Quelques pistes d’analyse et d’interprétation

(Je me base ici sur la traduction française, en la croisant avec la traduction anglaise. L’idéal serait de travailler aussi avec la version originale en hébreu)

  • Faut-il interpréter de façon gnostique, néoplatonicienne, l’inspiration profonde de ce poème ? Pas sûr. Le « point de chute », dans ce poème, est le lieu et le moment où Dieu vient à la rencontre de l’homme. C’est un lieu et un moment où l’homme est dans sa condition corporelle. Même si son identité profonde ne se réduit pas à la « chair », même si « le sang n’est pas l’âme », la rencontre avec Dieu se passe et se vit en bas. Nous ne sommes pas dans le  « trip » gnostique où l’âme doit abandonner son enveloppe charnelle mauvaise pour réintégrer en haut le « plérôme » (la plénitude) divin.
  • Ce texte, dans le livre où je l’ai découvert, est présenté comme un texte sur le mystère de Dieu. C’est aussi un texte sur le mystère de l’homme. Cette notion de « mystère » peut se comprendre de deux manières : est mystère ce à quoi nous ne comprenons et ne comprendrons jamais rien (le silence s’impose), mais est aussi mystère ce que nous n’aurons jamais fini de comprendre, ce que nous approfondirons sans cesse (et dont nous n’aurons jamais fini de parler – cfr une interview du philosophe catholique Jean-Luc Marion).

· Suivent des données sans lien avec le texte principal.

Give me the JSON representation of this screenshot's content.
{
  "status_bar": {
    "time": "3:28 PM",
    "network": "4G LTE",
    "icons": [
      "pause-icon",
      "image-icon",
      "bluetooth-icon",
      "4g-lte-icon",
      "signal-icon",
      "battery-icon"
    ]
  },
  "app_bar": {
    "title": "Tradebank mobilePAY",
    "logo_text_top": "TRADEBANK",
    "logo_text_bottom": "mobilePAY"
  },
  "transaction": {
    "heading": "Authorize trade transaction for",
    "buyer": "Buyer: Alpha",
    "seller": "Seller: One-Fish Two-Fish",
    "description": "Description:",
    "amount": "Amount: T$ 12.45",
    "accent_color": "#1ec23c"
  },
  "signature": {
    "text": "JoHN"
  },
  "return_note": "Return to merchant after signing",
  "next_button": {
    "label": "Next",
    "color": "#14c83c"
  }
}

  • Intéressant d’analyser le poème à partir des actions et non-actions de Dieu (Dieu en effet est actif dans ce texte alors que l’homme subit, souffre passivement, reçoit) :
    • Dieu se manifeste (to show himself dans la traduction anglaise).  Révélation : classiquement le judaïsme, comme le christianisme et l’Islam, affirme que Dieu se révèle à l’humanité (comment l’humain pourrait-il penser à Dieu si Dieu ne se révèlait pas à lui : Dieu appartient en effet d’un autre ordre de réalité, il est transcendant). Dans la tradition chrétienne est aussi utilisé le verbe grec phanein : paraître, apparaître, se manifester : l’épiphanie où Jésus qui se donne à voir aux rois mages, diverses théophanie, dans la Bible, où se manifeste Dieu.
    • Dieu touche l’homme : entrée en relation « directe », proche, éprouvable.

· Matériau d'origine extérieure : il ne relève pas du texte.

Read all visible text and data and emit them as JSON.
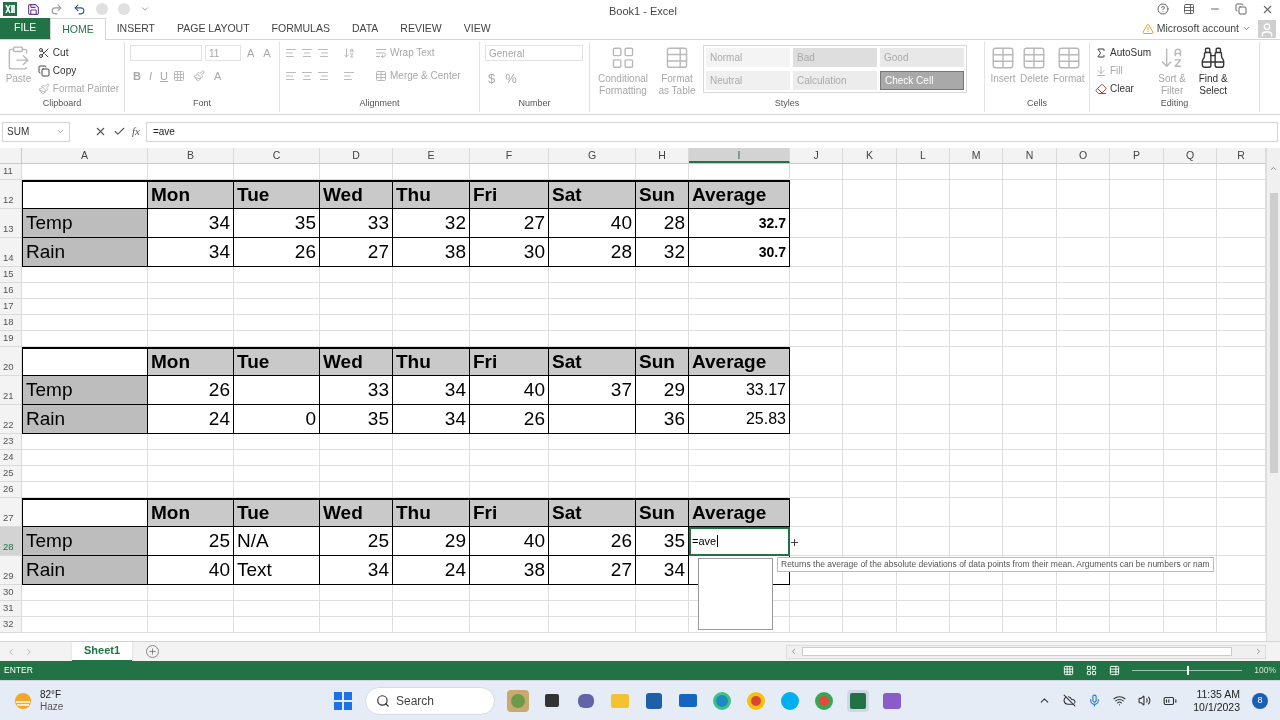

    • Dieu dissipe (anéantissement, mais progressif, lent)  non pas le mal, mais l’effet du mal (la souffrance). Dans la traduction anglaise, le verbe to ease exprime plutôt l’idée d’atténuer, de soulager.
    • Dieu n’efface pas le sang. Son action dissipante n’est pas corporelle, mais intérieure.

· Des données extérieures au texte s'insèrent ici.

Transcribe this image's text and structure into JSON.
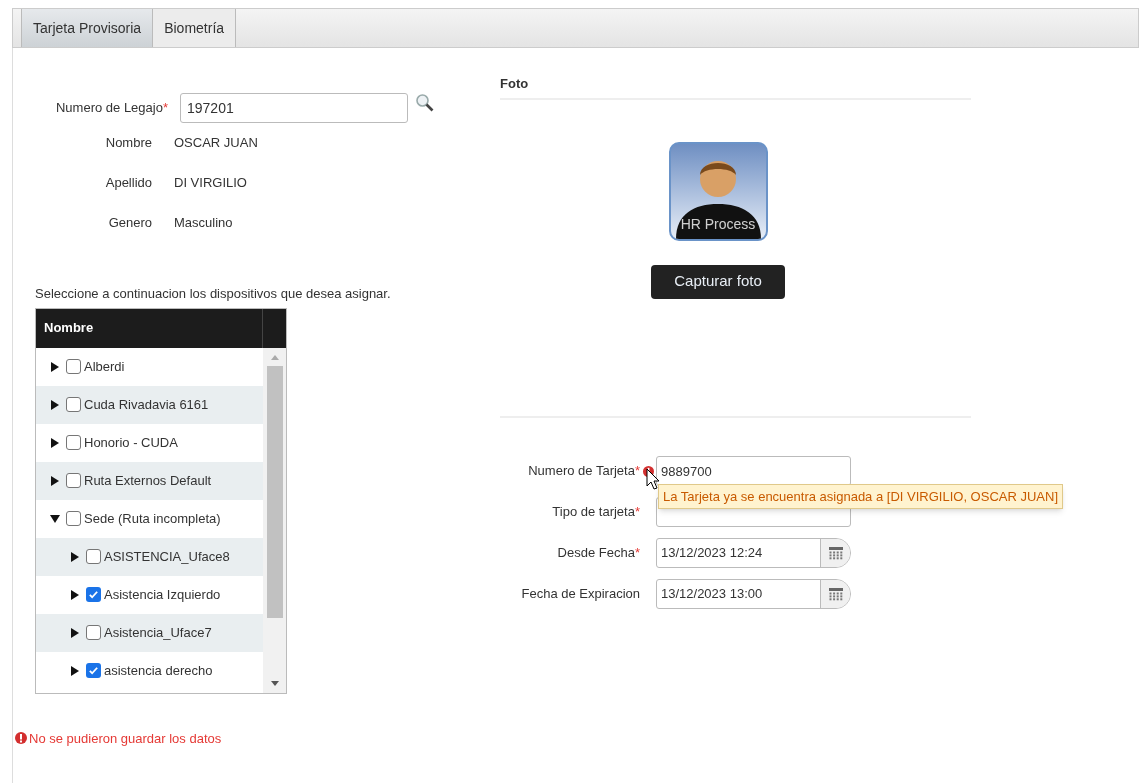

    • Quand il touche, Dieu n’effleure pas ses membres – dans la traduction anglaise est utilisé le mot body (le corps) et le verbe to indulge (gâter, réconforter). Ce toucher, ce réconfort, n’est pas corporel, mais intérieur. Son lieu est l’âme.
    • Dieu s’incline : il descend, s’abaisse, vers l’homme qui tombe. Il ne reste pas en haut.
    • Dieu soulève la tête de l’homme. C’est l’homme qui « est élevé » parce que Dieu le soulève. Et il le soulève dans ce qui le définit comme la plus haute des créatures : sa tête.
    • Dieu veut (caresser la tête de l’homme). Le verbe utilisé pour traduire en anglais est  to wish, souhaiter, désirer.
    • Dieu hésite (dans la traduction anglaise, il attend : to wait). C’est surprenant, cela colle mal avec les représentations courantes que l’on se fait de Dieu. Révélateur de voir sur quoi porte cette hésitation : la crainte de mal aimer, de mal entrer en relation, d’empêcher la relation de s’établir. « Effaroucher », c’est effrayer un animal farouche, un autre humain farouche. Farouche parce qu’il tient à sa liberté, à son autonomie, farouche parce qu’il sait qu’une relation  peut être enfermante, possessive, que l’on tend parfois la main pour « mettre la main sur ». Dieu ici ne veut pas effaroucher. Avec une idée dominatrice derrière la tête ? dans le but de manipuler l’homme et de le « posséder »  ? Alors ce serait un « ange des ténèbres » qui se déguise en » ange de lumière » et manipule pour établir une relation d’emprise. Ou plutôt parce que Dieu  souhaite établir une relation où l’autre garde sa liberté ?
    • Dieu connaît. Représentation plus classique de Dieu : celui qui seul « sait ». Et ce qu’il sait est ce que l’homme, mystère à ses propres yeux, ne sait pas : son ultime « point de chute ».
  • Au sujet de la question de l’athéisme, travaillée aussi dans ce cours : l’athéisme ne peut-il être analysé comme une réaction de soupçon « farouche » ?… réaction légitime si des religions  présentent à l’être humain un Dieu douteux, enfermant.